Ordered that the order is reversed, on the law, with costs, the motion is granted, the determination is confirmed, and the proceeding is dismissed on the merits.
Inasmuch as the determination to dismiss the petitioner from medical school based on his misrepresentations regarding the grades he previously received at another school "was based upon the exercise of honest discretion after a full review of the operative facts, it was neither arbitrary nor capricious so as to warrant judicial intervention" (Matter of Galiani v. Hofstra Univ., 118 A.D.2d 572; see, Matter of Harris v. Trustees of Columbia Univ., 62 N.Y.2d 956, revg 98 A.D.2d 58, 67-73, for reasons stated in dissent of Kassal, J., at App. Div.; Matter of Carr v. St. John's Univ., 17 A.D.2d 632, 634, affd 12 N.Y.2d 802). The petitioner's contention that he was entitled to a formal hearing pursuant to the provisions of the medical school's student handbook is without merit.

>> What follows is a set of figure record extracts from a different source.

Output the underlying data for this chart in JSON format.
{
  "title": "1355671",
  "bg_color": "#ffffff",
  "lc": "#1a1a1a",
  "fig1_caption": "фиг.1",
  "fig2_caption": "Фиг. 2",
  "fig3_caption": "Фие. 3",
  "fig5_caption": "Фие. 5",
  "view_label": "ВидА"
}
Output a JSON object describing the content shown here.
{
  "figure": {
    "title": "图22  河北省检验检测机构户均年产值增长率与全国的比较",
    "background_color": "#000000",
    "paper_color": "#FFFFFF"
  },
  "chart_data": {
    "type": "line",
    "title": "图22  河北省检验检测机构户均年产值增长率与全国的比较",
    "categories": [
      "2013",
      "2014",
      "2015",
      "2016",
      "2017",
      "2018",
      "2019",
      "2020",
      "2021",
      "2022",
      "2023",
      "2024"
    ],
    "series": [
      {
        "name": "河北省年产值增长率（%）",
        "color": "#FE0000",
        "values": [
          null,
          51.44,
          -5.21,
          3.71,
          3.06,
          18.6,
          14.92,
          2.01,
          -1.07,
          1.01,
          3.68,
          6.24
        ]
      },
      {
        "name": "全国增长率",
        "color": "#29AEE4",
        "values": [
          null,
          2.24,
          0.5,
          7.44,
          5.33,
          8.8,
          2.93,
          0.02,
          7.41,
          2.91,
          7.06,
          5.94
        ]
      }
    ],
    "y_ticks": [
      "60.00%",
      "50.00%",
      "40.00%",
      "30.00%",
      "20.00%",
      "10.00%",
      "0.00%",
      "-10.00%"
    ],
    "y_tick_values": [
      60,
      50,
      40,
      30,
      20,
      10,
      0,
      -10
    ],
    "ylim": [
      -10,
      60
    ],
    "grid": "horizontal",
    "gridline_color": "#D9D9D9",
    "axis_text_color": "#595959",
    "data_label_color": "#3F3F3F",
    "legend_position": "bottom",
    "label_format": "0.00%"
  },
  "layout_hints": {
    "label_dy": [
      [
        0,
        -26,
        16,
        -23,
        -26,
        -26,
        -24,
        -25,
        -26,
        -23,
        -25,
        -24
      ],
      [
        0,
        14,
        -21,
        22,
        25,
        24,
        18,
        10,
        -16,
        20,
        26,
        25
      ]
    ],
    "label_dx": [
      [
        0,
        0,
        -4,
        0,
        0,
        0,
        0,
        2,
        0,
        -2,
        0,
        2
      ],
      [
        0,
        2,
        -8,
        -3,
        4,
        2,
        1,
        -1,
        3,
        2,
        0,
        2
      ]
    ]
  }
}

The section of the handbook upon which the petitioner relies is clearly aimed at misconduct committed by an individual while a student at the medical school, whereas the fraudulent acts committed by the petitioner in this case occurred prior to, and were intended to facilitate, his admission to the school. The record supports the appellants' contention that the settled policy and practice of the school is to summarily dismiss any student who engages in such misrepresentations, and the Supreme Court erred in finding that the school had at some point intended to afford the petitioner a hearing on the issue.
The petitioner's remaining contentions are without merit. Mangano, P.J., Thompson, Sullivan and Miller, JJ., concur.